The late Tawanda Marumahoko will be buried at Karambazungu in Magunje following a long-delayed post-mortem. 

A Zimbabwe Prisons and Correctional Service (ZPCS) officer from Mashonaland West, who died under contentious circumstances following his arrest on armed robbery charges will be buried today. 

The late Tawanda Marumahoko will be buried at Karambazungu in Magunje following a long-delayed post-mortem. 

Police were refusing to release his body to the family ahead of his burial and a post-mortem was only conducted on Friday after days of haggling. 

“The post-mortem was finally done and showed that he was beaten, as there were marks on his body,” the deceased’s uncle, Officer Murumahoko, told Standard People yesterday. 
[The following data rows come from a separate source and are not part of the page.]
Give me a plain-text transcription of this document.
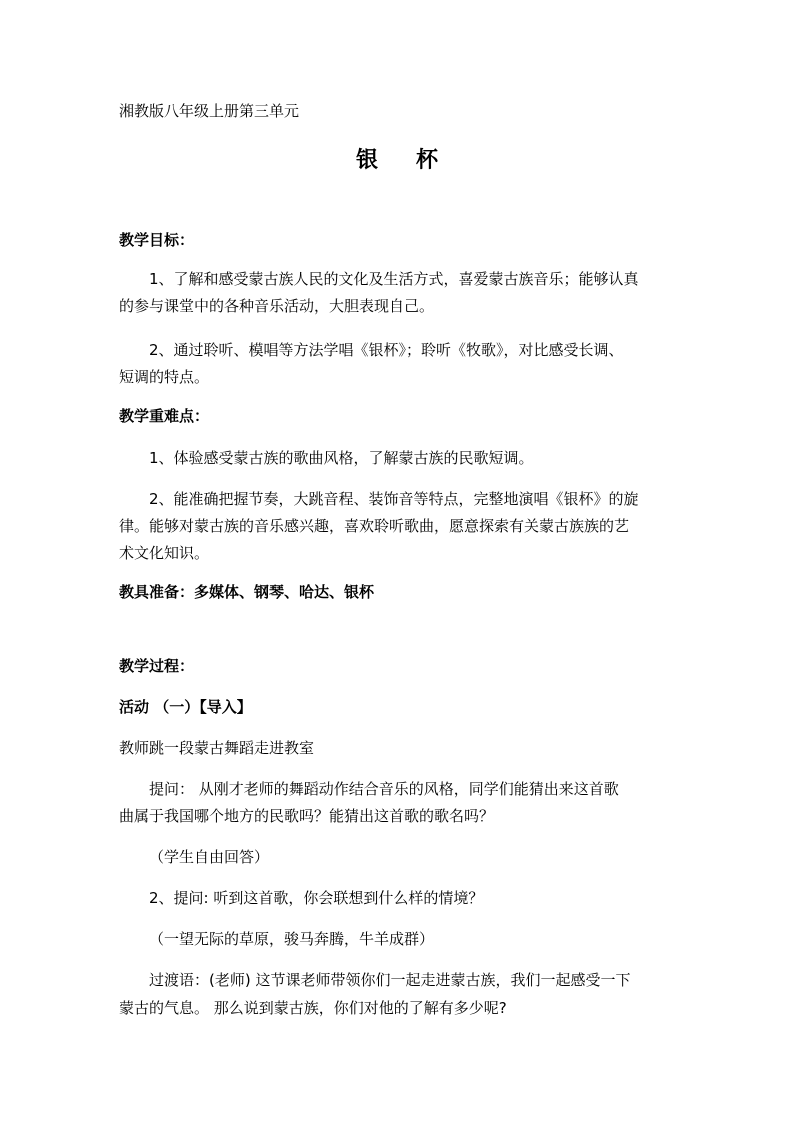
湘教版八年级上册第三单元
银 杯
教学目标：
1、了解和感受蒙古族人民的文化及生活方式，喜爱蒙古族音乐；能够认真
的参与课堂中的各种音乐活动，大胆表现自己。
2、通过聆听、模唱等方法学唱《银杯》；聆听《牧歌》，对比感受长调、
短调的特点。
教学重难点：
1、体验感受蒙古族的歌曲风格，了解蒙古族的民歌短调。
2、能准确把握节奏，大跳音程、装饰音等特点，完整地演唱《银杯》的旋
律。能够对蒙古族的音乐感兴趣，喜欢聆听歌曲，愿意探索有关蒙古族族的艺
术文化知识。
教具准备：多媒体、钢琴、哈达、银杯
教学过程：
活动 （一）【导入】
教师跳一段蒙古舞蹈走进教室
提问： 从刚才老师的舞蹈动作结合音乐的风格，同学们能猜出来这首歌
曲属于我国哪个地方的民歌吗？能猜出这首歌的歌名吗？
（学生自由回答）
2、提问: 听到这首歌，你会联想到什么样的情境？
（一望无际的草原，骏马奔腾，牛羊成群）
过渡语：(老师) 这节课老师带领你们一起走进蒙古族，我们一起感受一下
蒙古的气息。 那么说到蒙古族，你们对他的了解有多少呢?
The police alleged that Marumahoko was part of a gang that staged a US$10 000 armed robbery involving a bread delivery truck near Chinhoyi Heroes Acre a week ago. 

In a statement, police said the truck driver, Kenneth Tsvarisai, implicated Marumahoko upon arrest. 
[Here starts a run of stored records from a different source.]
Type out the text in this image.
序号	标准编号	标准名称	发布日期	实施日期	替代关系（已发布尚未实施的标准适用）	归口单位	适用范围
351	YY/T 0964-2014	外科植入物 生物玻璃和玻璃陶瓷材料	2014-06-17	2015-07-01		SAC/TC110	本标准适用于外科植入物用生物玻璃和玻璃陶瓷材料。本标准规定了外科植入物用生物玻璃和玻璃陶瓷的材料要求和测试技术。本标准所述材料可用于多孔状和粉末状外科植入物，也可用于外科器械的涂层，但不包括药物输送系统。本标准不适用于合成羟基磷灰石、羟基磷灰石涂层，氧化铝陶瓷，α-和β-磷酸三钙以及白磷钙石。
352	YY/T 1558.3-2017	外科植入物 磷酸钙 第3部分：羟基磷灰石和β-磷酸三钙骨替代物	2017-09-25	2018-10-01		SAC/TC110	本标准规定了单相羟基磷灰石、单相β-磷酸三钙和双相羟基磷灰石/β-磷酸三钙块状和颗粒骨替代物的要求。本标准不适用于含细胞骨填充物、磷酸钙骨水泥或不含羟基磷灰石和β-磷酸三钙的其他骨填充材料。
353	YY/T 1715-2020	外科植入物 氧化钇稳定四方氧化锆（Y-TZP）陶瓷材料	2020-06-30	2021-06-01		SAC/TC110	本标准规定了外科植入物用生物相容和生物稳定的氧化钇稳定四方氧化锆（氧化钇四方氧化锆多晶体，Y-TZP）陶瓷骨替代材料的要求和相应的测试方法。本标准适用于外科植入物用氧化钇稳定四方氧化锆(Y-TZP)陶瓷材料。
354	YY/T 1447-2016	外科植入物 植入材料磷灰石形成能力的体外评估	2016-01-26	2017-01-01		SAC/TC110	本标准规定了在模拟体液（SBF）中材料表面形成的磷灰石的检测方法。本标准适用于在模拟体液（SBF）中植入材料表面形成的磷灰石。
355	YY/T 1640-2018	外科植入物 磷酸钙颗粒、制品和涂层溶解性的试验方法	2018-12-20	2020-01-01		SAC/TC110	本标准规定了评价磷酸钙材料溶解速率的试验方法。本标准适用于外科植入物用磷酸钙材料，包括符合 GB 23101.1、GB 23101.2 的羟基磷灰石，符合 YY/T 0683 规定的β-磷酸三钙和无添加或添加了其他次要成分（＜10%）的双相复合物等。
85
Tsvarisai had allegedly initially reported what appeared to be a genuine armed robbery along the Harare–Chirundu Road. Police contend that Marumahoko died after being assaulted by a mob when he allegedly attempted to flee during a crime-scene indication exercise. 
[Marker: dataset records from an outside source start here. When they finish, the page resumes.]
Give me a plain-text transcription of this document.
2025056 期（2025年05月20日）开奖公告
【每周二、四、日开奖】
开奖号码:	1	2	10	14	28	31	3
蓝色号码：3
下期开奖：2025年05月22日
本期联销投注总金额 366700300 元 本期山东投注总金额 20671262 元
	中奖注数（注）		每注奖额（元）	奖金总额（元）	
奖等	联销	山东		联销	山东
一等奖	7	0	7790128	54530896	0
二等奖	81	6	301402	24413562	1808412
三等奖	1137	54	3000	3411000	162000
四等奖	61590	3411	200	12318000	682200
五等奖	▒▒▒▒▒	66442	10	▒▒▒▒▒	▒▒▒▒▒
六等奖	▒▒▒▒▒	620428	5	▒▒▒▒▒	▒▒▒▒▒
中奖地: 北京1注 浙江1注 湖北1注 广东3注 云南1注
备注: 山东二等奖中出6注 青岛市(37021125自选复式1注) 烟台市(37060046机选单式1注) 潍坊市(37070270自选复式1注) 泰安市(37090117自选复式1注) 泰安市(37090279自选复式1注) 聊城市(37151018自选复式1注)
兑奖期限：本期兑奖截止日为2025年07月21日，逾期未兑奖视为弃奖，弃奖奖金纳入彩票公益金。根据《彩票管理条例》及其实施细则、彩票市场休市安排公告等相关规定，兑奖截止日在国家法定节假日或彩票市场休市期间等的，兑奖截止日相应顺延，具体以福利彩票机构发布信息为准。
However, Marumahoko’s family including his widow, Mary Muzama, flatly rejected the police narrative. 

Muzama indicated that her husband sustained severe injuries consistent with custodial assault, and insisted that that claims that the late prison officer was attacked by a mob was merely a cover-up to mask torture inflicted while he was in police custody. 

The case took a dramatic turn in court last Wednesday when Tsvarisai appeared before Chinhoyi magistrate Kudzanai Mahaso.  The accused told the court he had been severely beaten while in police custody and that any statements he made were extracted under duress. 

His allegations prompted Mahaso to refer the matter back to the police for further investigations, citing the need to clarify the circumstances under which the alleged confession occurred. 

According to the deceased’s family, police informed them that they would only release the body after a post-mortem in Harare, a process for where no definitive date was provided. 

“We haven’t seen our son up to this day,” his uncle said last Thursday. 

“They should at least show us the body so we know we are mourning the right person.” 

Mashonaland West provincial police spokesperson Inspector Ian Kohwera had advised the family to escalate the matter to the head of the Chinhoyi Criminal Investigation Department. 

Observers said the saga raised urgent legal questions around procedural compliance, custodial responsibility, potential abuse of authority, and the integrity of the ongoing investigation.